Nvidia and Unity Technologies made the exciting announcement today that DLSS will become a native component of the Unity game engine before the end of this year. Mathieu Muller represented Unity Technologies in the announcement video and narrated a short tech showcase on the benefits of DLSS in addition to offering some insight into how it works. More importantly, he went over some details on how developers will be able to actually use it in their games.
For those unfamiliar with the technology, DLSS is a proprietary super sampling technique made by Nvidia. It uses AI to take a lower resolution, aliased (jagged) image and intelligently upscale it to match the native quality of a higher resolution. As an example, DLSS could take a 1440p image and process the image to make it match the quality of a 4K image. In some cases, DLSS can even bring out more detail than a native 4K image.

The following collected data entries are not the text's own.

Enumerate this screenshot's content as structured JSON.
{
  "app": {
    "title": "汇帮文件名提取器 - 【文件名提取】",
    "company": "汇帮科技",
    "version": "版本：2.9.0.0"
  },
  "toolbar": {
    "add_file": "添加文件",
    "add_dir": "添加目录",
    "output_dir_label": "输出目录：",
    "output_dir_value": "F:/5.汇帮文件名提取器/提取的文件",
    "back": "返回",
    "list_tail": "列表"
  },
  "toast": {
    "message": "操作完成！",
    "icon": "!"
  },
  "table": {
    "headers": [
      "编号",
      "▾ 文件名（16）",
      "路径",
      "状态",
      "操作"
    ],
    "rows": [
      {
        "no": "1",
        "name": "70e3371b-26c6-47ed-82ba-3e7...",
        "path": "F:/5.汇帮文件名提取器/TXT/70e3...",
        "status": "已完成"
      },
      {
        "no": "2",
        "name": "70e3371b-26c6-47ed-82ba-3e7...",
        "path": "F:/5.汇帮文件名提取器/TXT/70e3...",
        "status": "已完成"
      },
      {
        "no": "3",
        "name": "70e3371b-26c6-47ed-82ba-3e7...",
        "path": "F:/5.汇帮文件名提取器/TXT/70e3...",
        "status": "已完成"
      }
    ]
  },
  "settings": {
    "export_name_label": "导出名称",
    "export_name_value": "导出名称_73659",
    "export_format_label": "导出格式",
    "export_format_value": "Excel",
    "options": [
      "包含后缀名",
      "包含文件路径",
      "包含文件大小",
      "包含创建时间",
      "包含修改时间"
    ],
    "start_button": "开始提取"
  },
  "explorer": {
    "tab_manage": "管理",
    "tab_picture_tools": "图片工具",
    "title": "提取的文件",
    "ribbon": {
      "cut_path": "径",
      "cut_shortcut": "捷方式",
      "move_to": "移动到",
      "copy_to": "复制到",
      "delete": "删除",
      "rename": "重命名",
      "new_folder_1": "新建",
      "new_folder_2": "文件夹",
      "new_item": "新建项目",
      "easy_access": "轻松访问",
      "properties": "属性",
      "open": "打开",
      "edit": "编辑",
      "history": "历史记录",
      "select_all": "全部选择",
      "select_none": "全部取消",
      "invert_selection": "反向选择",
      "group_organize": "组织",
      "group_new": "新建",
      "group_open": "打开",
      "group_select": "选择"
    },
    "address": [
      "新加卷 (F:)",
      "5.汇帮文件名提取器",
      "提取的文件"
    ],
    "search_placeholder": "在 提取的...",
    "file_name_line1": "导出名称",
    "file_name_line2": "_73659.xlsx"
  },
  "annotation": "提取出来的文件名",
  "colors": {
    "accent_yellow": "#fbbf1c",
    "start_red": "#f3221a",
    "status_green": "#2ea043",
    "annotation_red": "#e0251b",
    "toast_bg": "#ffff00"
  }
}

What’s particularly interesting about this latest news is that Nvidia provided a better explanation of just how DLSS works. The algorithm uses three primary inputs. It takes the current low resolution frame, the motion vectors of the current frame, and the previous high resolution frame to create a high resolution image, all without a performance hit. While the explanation is certainly a massive over-simplification of how things really work, it’s still a little more revealing and understandable.
Cautious optimism
As for how DLSS will work with Unity, Muller promises the engine will allow developers to easily turn the feature on. That’s what Nvidia said about RTX, which didn’t entirely turn out to be true. Or rather, it didn’t turn out to work as intended, despite how easy it may be to turn on. However, Muller’s confidence that Unity will readily work with DLSS is a good sign. He is the product manager, after all.
All in all, this announcement comes as welcome news. Nvidia’s DLSS technology has shared a number of failures and successes to date. Some developers clearly had trouble making it work, as was the case in Final Fantasy XV. On the other side of the coin, Remedy Entertainment showed how it could be done right in Control. Seamless integration on the engine level seems to be the key, and the steps taken by Unity Technologies should allow a lot more developers to have a better experience using DLSS.
Neither Unity Technologies or Nvidia shared an exact date for when DLSS integration will be released in a public build, but the promise is that it will be later this year. The downside to all of this is that many developers will need several years to experiment with the tech before it shows up as a feature in released games. By then, more gamers should have graphics cards that support the feature. Maybe we can actually use ray tracing without killing performance by then as well.